Hypothesis: Maintaining CB₁‑dependent ZO‑1 expression in the distal small intestine during mid‑life prevents the downstream rise in systemic inflammatory markers that characterizes inflammaging.

Mechanistic basis

Age‑related loss of CB₁ in the distal small intestine lifts repression of miR‑191‑5p and activates NF‑κB p65, which together suppress ZO‑1 transcription 3. Reduced ZO‑1 weakens the tight‑ junction seal, allowing increased translocation of bacterial ligands such as LPS and peptidoglycan. These microbial‑associated molecular patterns engage TLR4 on lamina propria dendritic cells, triggering local release of IL‑6 and TNF‑α that spill into the circulation and sustain a low‑grade inflammatory state 2,4. Importantly, ZO‑1 also scaffolds actin‑binding proteins that restrain RhoA/ROCK‑mediated contractility; its loss increases myosin II‑driven tension, further destabilizing junctions independent of protein levels (see the Myosin II Contractile Trigger discussion). By preserving CB₁ signaling, ZO‑1 levels remain sufficient to both seal the paracellular pathway and curb excessive cytoskeletal tension, thereby blocking the initial microbial‑triggered inflammatory cascade.

Testable predictions

1. Longitudinal CB₁ agonist treatment in mice starting at 12 months of age will preserve distal‑small‑intestinal ZO‑1 and occludin levels, reduce serum LPS‑binding protein, and attenuate the age‑associated increase in circulating IL‑6 and TNF‑α compared with vehicle controls.
2. Conditional knockout of CB₁ restricted to intestinal epithelial cells will accelerate the appearance of serum zonulin and cytokine elevations, even when colonic ZO‑1 remains intact, highlighting the distal small intestine as the critical early site.
3. Pharmacologic inhibition of myosin II ATPase (blebbistatin) in CB₁‑deficient mice will rescue barrier permeability without restoring ZO‑1, demonstrating that contractile tension contributes independently to inflammaging.

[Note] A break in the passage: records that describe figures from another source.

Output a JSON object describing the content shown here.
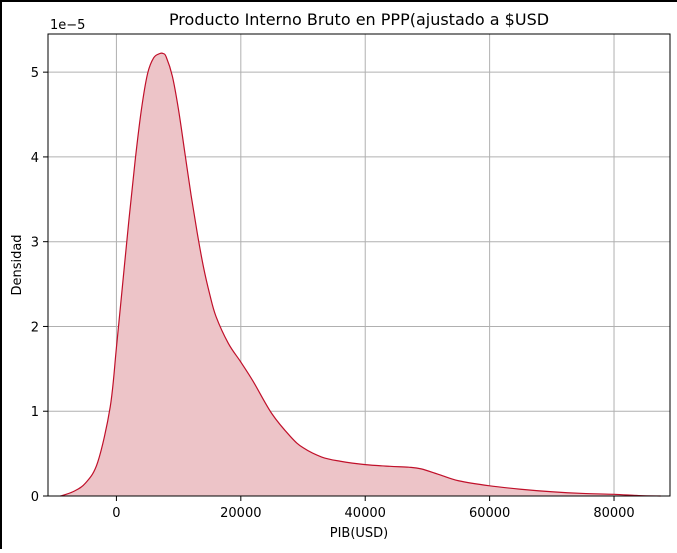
{
  "chart_data": {
    "type": "area",
    "title": "Producto Interno Bruto en PPP(ajustado a $USD",
    "xlabel": "PIB(USD)",
    "ylabel": "Densidad",
    "y_offset_label": "1e−5",
    "xlim": [
      -11000,
      89000
    ],
    "ylim": [
      0,
      5.45
    ],
    "x_ticks": [
      0,
      20000,
      40000,
      60000,
      80000
    ],
    "x_tick_labels": [
      "0",
      "20000",
      "40000",
      "60000",
      "80000"
    ],
    "y_ticks": [
      0,
      1,
      2,
      3,
      4,
      5
    ],
    "y_tick_labels": [
      "0",
      "1",
      "2",
      "3",
      "4",
      "5"
    ],
    "grid": true,
    "series": [
      {
        "line_color": "#c0102a",
        "fill_color": "#edc4c8",
        "x": [
          -9000,
          -7000,
          -5000,
          -3000,
          -1000,
          0,
          1000,
          2000,
          3000,
          4000,
          5000,
          6000,
          7000,
          7500,
          8000,
          9000,
          10000,
          11000,
          12000,
          13000,
          14000,
          15000,
          16000,
          18000,
          20000,
          22000,
          25000,
          28000,
          30000,
          33000,
          36000,
          40000,
          44000,
          47000,
          49000,
          52000,
          55000,
          60000,
          65000,
          70000,
          75000,
          80000,
          84000,
          87500
        ],
        "y": [
          0.0,
          0.05,
          0.15,
          0.4,
          1.05,
          1.75,
          2.5,
          3.25,
          3.95,
          4.55,
          4.98,
          5.17,
          5.22,
          5.22,
          5.18,
          4.95,
          4.55,
          4.05,
          3.55,
          3.1,
          2.7,
          2.38,
          2.12,
          1.8,
          1.58,
          1.35,
          0.97,
          0.7,
          0.57,
          0.46,
          0.41,
          0.37,
          0.35,
          0.34,
          0.32,
          0.25,
          0.18,
          0.12,
          0.08,
          0.05,
          0.03,
          0.02,
          0.005,
          0.0
        ]
      }
    ]
  }
}
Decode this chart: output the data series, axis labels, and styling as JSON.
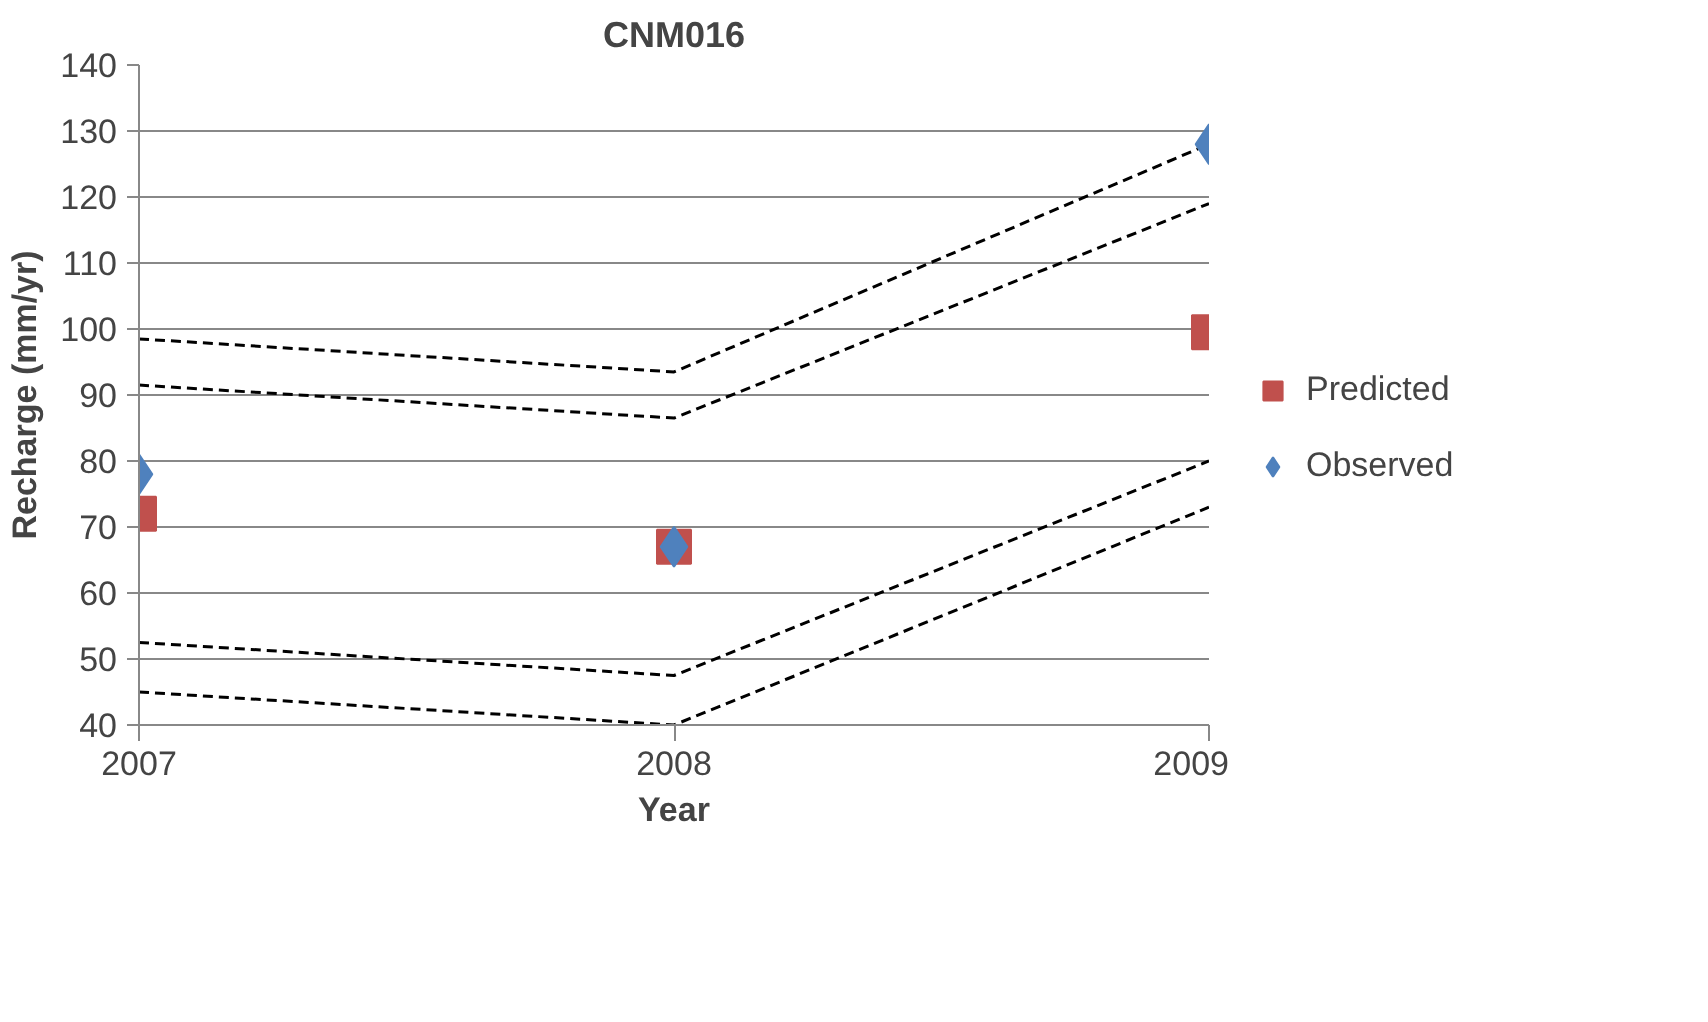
{
  "chart_data": {
    "type": "line",
    "title": "CNM016",
    "xlabel": "Year",
    "ylabel": "Recharge (mm/yr)",
    "x": [
      2007,
      2008,
      2009
    ],
    "xlim": [
      2007,
      2009
    ],
    "xticks": [
      2007,
      2008,
      2009
    ],
    "ylim": [
      40,
      140
    ],
    "yticks": [
      40,
      50,
      60,
      70,
      80,
      90,
      100,
      110,
      120,
      130,
      140
    ],
    "grid": "y",
    "legend": "right",
    "series": [
      {
        "color": "#000000",
        "line_style": "dashed",
        "marker": "none",
        "values": [
          98.5,
          93.5,
          128
        ]
      },
      {
        "color": "#000000",
        "line_style": "dashed",
        "marker": "none",
        "values": [
          91.5,
          86.5,
          119
        ]
      },
      {
        "color": "#000000",
        "line_style": "dashed",
        "marker": "none",
        "values": [
          52.5,
          47.5,
          80
        ]
      },
      {
        "color": "#000000",
        "line_style": "dashed",
        "marker": "none",
        "values": [
          45,
          40,
          73
        ]
      },
      {
        "name": "Predicted",
        "type": "scatter",
        "marker": "square",
        "color": "#c0504d",
        "values": [
          72,
          67,
          99.5
        ]
      },
      {
        "name": "Observed",
        "type": "scatter",
        "marker": "diamond",
        "color": "#4f81bd",
        "values": [
          78,
          67,
          128
        ]
      }
    ]
  }
}
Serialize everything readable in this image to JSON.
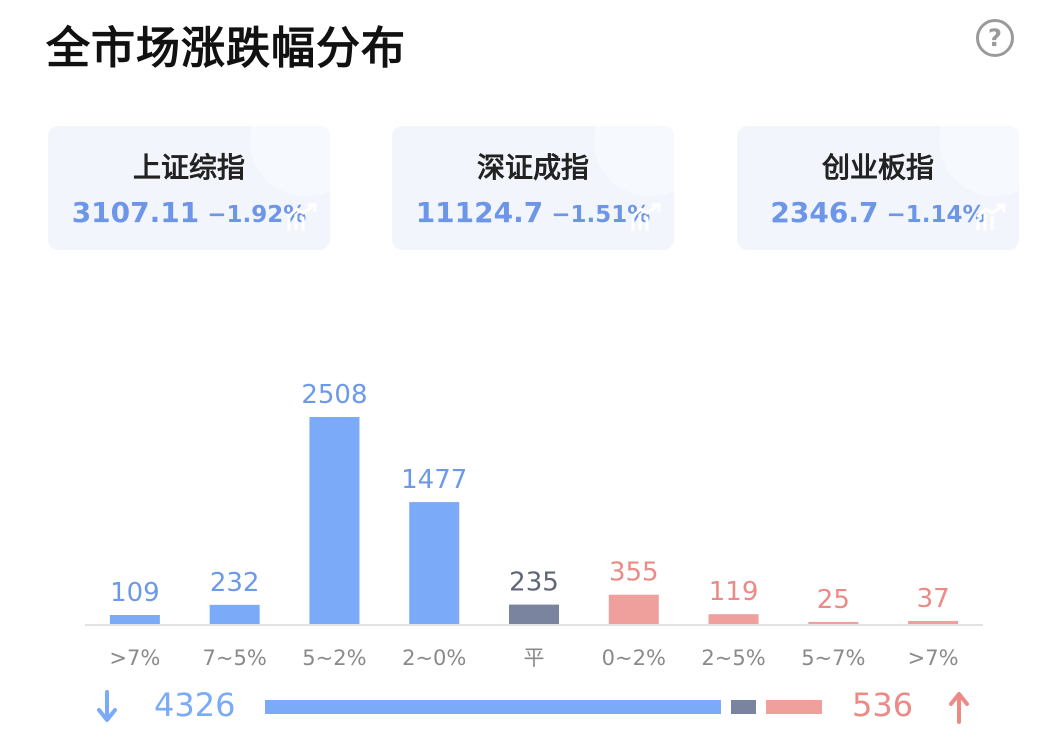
{
  "header": {
    "title": "全市场涨跌幅分布",
    "help_icon": "question-circle-icon"
  },
  "indices": [
    {
      "name": "上证综指",
      "value": "3107.11",
      "change": "−1.92%"
    },
    {
      "name": "深证成指",
      "value": "11124.7",
      "change": "−1.51%"
    },
    {
      "name": "创业板指",
      "value": "2346.7",
      "change": "−1.14%"
    }
  ],
  "chart_data": {
    "type": "bar",
    "categories": [
      ">7%",
      "7~5%",
      "5~2%",
      "2~0%",
      "平",
      "0~2%",
      "2~5%",
      "5~7%",
      ">7%"
    ],
    "values": [
      109,
      232,
      2508,
      1477,
      235,
      355,
      119,
      25,
      37
    ],
    "colors": [
      "#7aaaf8",
      "#7aaaf8",
      "#7aaaf8",
      "#7aaaf8",
      "#7b849e",
      "#f0a09c",
      "#f0a09c",
      "#f0a09c",
      "#f0a09c"
    ],
    "label_colors": [
      "#6d9ae8",
      "#6d9ae8",
      "#6d9ae8",
      "#6d9ae8",
      "#5f6678",
      "#ec8a86",
      "#ec8a86",
      "#ec8a86",
      "#ec8a86"
    ],
    "title": "",
    "xlabel": "",
    "ylabel": "",
    "ylim": [
      0,
      2508
    ],
    "grid": false
  },
  "summary": {
    "down_count": "4326",
    "up_count": "536",
    "down_value": 4326,
    "flat_value": 235,
    "up_value": 536,
    "down_color": "#7aaaf8",
    "flat_color": "#7b849e",
    "up_color": "#f0a09c",
    "down_icon": "arrow-down-icon",
    "up_icon": "arrow-up-icon"
  }
}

Potential confounders and controls

• Microbiota composition shifts with age; experiments will include cohousing or fecal transplant controls to isolate barrier effects.
• Off‑target effects of CB₁ agonists will be monitored using CB₁‑null littermates.
• Serum zonulin will be measured alongside functional permeability assays (FITC‑dextran) to validate the biomarker.

Experimental outline

• Cohort: C57BL/6 mice, n=15 per group, treated from 12 mo to 24 mo.
• Groups: vehicle, CB₁ agonist (ACEA), CB₁ agonist + myosin II inhibitor, epithelial‑specific CB₁ KO, and WT.
• Readouts: intestinal ZO‑1/occludin immunofluorescence, transepithelial resistance ex vivo, serum LPS‑binding protein, IL‑6, TNF‑α, zonulin, and histological inflammation scores.
• Statistical analysis: two‑way ANOVA with post‑hoc Tukey; significance set at p<0.05.

If CB₁‑mediated ZO‑1 preservation delays the rise of systemic inflammatory markers, the hypothesis is supported; failure to observe such protection would falsify the claim that distal small‑intestinal barrier integrity is a primary driver of inflammaging.